As you can see, I could go on and on about the positive outcomes this one hour a week has had on our classroom. Yes, there are a few changes I need to make, but the positives definitely make it worth it. Just think, I almost didn’t attempt this because I was worried about not being an “expert” on implementing Genius Hour/ Passion Projects in my classroom. What are you waiting to try out? Just do it!!!

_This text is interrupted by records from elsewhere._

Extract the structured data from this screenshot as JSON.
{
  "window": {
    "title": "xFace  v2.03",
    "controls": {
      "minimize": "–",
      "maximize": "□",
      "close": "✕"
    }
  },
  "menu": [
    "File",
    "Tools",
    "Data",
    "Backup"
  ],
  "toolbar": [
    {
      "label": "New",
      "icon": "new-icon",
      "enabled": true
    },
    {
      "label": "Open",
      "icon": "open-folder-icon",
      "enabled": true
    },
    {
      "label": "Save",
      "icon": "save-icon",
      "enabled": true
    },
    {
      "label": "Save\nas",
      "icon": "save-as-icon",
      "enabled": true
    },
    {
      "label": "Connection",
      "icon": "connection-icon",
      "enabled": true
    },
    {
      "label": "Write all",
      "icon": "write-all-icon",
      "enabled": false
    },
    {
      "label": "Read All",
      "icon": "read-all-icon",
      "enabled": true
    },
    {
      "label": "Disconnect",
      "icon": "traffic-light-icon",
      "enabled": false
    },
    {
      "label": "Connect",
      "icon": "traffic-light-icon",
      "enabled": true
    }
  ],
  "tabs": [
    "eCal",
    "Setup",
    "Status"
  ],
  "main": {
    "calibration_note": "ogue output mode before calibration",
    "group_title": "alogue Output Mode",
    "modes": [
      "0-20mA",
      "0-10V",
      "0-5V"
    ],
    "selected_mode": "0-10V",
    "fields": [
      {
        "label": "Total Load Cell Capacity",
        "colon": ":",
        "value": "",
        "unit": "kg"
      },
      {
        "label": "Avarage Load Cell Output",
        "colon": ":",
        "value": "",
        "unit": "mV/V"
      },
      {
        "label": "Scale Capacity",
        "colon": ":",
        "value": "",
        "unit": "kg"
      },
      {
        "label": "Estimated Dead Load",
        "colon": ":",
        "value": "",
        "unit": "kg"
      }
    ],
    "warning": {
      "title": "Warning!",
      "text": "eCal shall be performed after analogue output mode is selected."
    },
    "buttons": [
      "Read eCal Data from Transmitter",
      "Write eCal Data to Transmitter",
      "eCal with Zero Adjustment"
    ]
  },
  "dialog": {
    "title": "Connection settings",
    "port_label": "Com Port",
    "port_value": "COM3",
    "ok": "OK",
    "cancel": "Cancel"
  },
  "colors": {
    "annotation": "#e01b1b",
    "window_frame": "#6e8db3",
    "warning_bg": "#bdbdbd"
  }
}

5 thoughts on “Genius Hour/Passion Projects-Reflections of a Fifth Grade Teacher

  1. I am so glad you posted this. I am nearing the end of a Genius Hour after school club for 2nd-6th grade. We (Rebecca Crull) and I are facilitating the group together. We have 13 kids that attend twice a week for twelve sessions. Since it is all voluntary, I find it hard to know how hard to push the kids. We are sharing our projects on April 2nd. The “traditional” teacher in me is worried to death that they will not be prepared to share by that time. The facilitator in me knows I can trust them. Because the kids didn’t know each other going in to the project, I underestimated the time I would need to build community. Also, I did not know them as students so it took a few weeks to “learn” them. Overall, the learning process has been fascinating to me. The first sessions were silent and the kids depended on me for approval and permission. (I felt completely overwhelmed. Braced for impending catastrophe.) I called Rebecca and cried. How was this ever going to work? The next day we met with the kids and the session was fantastic! A mentor came in to talk with a student whose project was way over my head. Now he is well on his way–everyone else, too. I realized that our students don’t know how to research, so I will need to work on that next time. Two more sessions of research to go, then spring break. I am so nervous that we will not be able to pull this off, but then I take a breath and remind myself that this is all a process. My main goal was for the children to experience the “joy of learning” in the midst of standardization. Even if the whole presentation thing is a flop, I know that I did achieve my goal and so much more. Thanks again for your post. It obviously helped me to process my experience.

    Liked by 1 person

    1. I’m glad you found the post helpful. I think we need the reminder that the process is where the learning happens, even if it is a bumpy ride. I know I need this reminder, especially when attempting new things.


  2. Right now I’m trying to find all I can on Genius Hour/20% Time, as I plan to try to implement it next year. Any advice on the amount of time to devote to this? I keep reading an hour/week, but is there such a thing as too much? Is 30 min/day very productive (just get started and then have to stop)? Maybe all of Friday afternoon or an hour twice a week. I’m trying to read as much as I can, and to work on this during the summer. 🙂 Thanks so much for the great article.

    Liked by 1 person

    1. I stuck with the hour a week. Sometimes we broke it up into two thirty-minute sessions and sometimes we just did the one hour. What I found helpful was having a poster of the Genius Hour process and students would move their name to the part of the process they were at. The sections are: generate questions, choose question, begin research, pick a presentation tool, present to class, share with the world. This way I could track their progress (or lack there of) and make adjustments as necessary. I would only set a deadline/due date if a students was not making progress. Some students took months to complete one project, but the project(s) turned out amazing (and they were making progress the whole time). Sometimes students abandoned projects if they lost interest or found it too difficult and that was OK. In the process, students learned how to manage projects over a long period of time and learned from the “failures” just as much as the successes. Hope this was helpful!